London nodded. “Yeah. They’re okay.”
“Good,” Dahlia whispered.
“Anyway, I don’t really want to talk about it. I just wanted you to know.”
“Okay.” She rubbed their neck.
“Will you talk to me more about . . . stuff that’s ever bothering you, too? Family stuff or life stuff or anything.”
London’s eyes were searching, serious.
Dahlia swallowed.
“Yes,” she said. Although feeling mopey about never being able to please her mother seemed like a small thing, just then.
“Okay.” London took a shivery breath. And then, “Enough of that.”
They leaned down and picked up their phone. “Let’s get some air.”
Dahlia followed them through the ballroom, toward the door that led to the courtyard.
It felt like she was walking through jelly.

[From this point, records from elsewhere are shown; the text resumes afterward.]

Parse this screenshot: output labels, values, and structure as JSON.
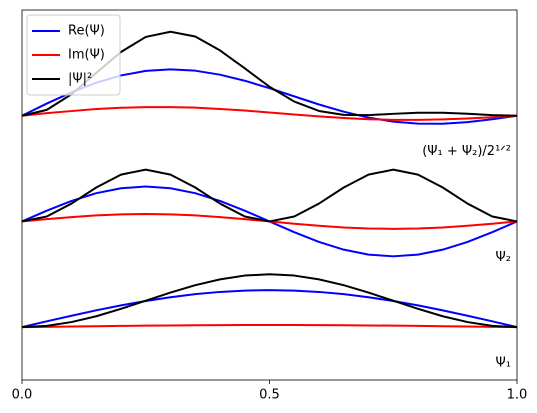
{
  "chart_data": {
    "type": "line",
    "x": [
      0,
      0.05,
      0.1,
      0.15,
      0.2,
      0.25,
      0.3,
      0.35,
      0.4,
      0.45,
      0.5,
      0.55,
      0.6,
      0.65,
      0.7,
      0.75,
      0.8,
      0.85,
      0.9,
      0.95,
      1
    ],
    "xlim": [
      0,
      1
    ],
    "xticks": [
      {
        "value": 0,
        "label": "0.0"
      },
      0.5,
      {
        "value": 1,
        "label": "1.0"
      }
    ],
    "ylim": [
      -0.5,
      3.0
    ],
    "legend_corner": "upper-left",
    "legend": [
      {
        "name": "Re(Ψ)",
        "color": "#0000ff"
      },
      {
        "name": "Im(Ψ)",
        "color": "#ff0000"
      },
      {
        "name": "|Ψ|²",
        "color": "#000000"
      }
    ],
    "groups": [
      {
        "label": "Ψ₁",
        "series": [
          [
            0,
            0.055,
            0.108,
            0.159,
            0.206,
            0.247,
            0.283,
            0.312,
            0.333,
            0.346,
            0.35,
            0.346,
            0.333,
            0.312,
            0.283,
            0.247,
            0.206,
            0.159,
            0.108,
            0.055,
            0
          ],
          [
            0,
            0.003,
            0.006,
            0.009,
            0.012,
            0.014,
            0.016,
            0.018,
            0.019,
            0.02,
            0.02,
            0.02,
            0.019,
            0.018,
            0.016,
            0.014,
            0.012,
            0.009,
            0.006,
            0.003,
            0
          ],
          [
            0,
            0.012,
            0.048,
            0.103,
            0.173,
            0.25,
            0.327,
            0.397,
            0.452,
            0.488,
            0.5,
            0.488,
            0.452,
            0.397,
            0.327,
            0.25,
            0.173,
            0.103,
            0.048,
            0.012,
            0
          ]
        ]
      },
      {
        "label": "Ψ₂",
        "series": [
          [
            1,
            1.102,
            1.194,
            1.267,
            1.314,
            1.33,
            1.314,
            1.267,
            1.194,
            1.102,
            1,
            0.898,
            0.806,
            0.733,
            0.686,
            0.67,
            0.686,
            0.733,
            0.806,
            0.898,
            1
          ],
          [
            1,
            1.022,
            1.041,
            1.057,
            1.067,
            1.07,
            1.067,
            1.057,
            1.041,
            1.022,
            1,
            0.978,
            0.959,
            0.943,
            0.933,
            0.93,
            0.933,
            0.943,
            0.959,
            0.978,
            1
          ],
          [
            1,
            1.047,
            1.169,
            1.321,
            1.443,
            1.49,
            1.443,
            1.321,
            1.169,
            1.047,
            1,
            1.047,
            1.169,
            1.321,
            1.443,
            1.49,
            1.443,
            1.321,
            1.169,
            1.047,
            1
          ]
        ]
      },
      {
        "label": "(Ψ₁ + Ψ₂)/2¹ᐟ²",
        "series": [
          [
            2,
            2.115,
            2.221,
            2.312,
            2.381,
            2.424,
            2.438,
            2.426,
            2.388,
            2.331,
            2.26,
            2.183,
            2.106,
            2.038,
            1.982,
            1.944,
            1.925,
            1.924,
            1.939,
            1.967,
            2
          ],
          [
            2,
            2.024,
            2.044,
            2.063,
            2.075,
            2.081,
            2.081,
            2.076,
            2.064,
            2.049,
            2.03,
            2.011,
            1.994,
            1.978,
            1.967,
            1.961,
            1.961,
            1.965,
            1.974,
            1.986,
            2
          ],
          [
            2,
            2.055,
            2.203,
            2.405,
            2.603,
            2.745,
            2.794,
            2.749,
            2.618,
            2.448,
            2.274,
            2.134,
            2.045,
            2.008,
            2.006,
            2.018,
            2.028,
            2.028,
            2.018,
            2.005,
            2
          ]
        ]
      }
    ]
  }
}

Rage seeped through her system with each step, with each second that London’s words tumbled through her brain. He hadn’t used London’s pronouns once in three years? She had turned from a purring cat inside London’s arms to a hulking lioness. She wanted to roar, to sink her talons into London’s dad’s chest, watch him writhe in pain.
Dahlia and London stepped out into the early evening, into the courtyard with the lit-up, shimmery fountain under a purple sky.
“It’s weird no one else is ever out here,” London said. “It’s beautiful.”
Dahlia nodded, barely hearing them, feeling weirdly short of breath.
London turned to look at her, their mouth turned up in a half smile.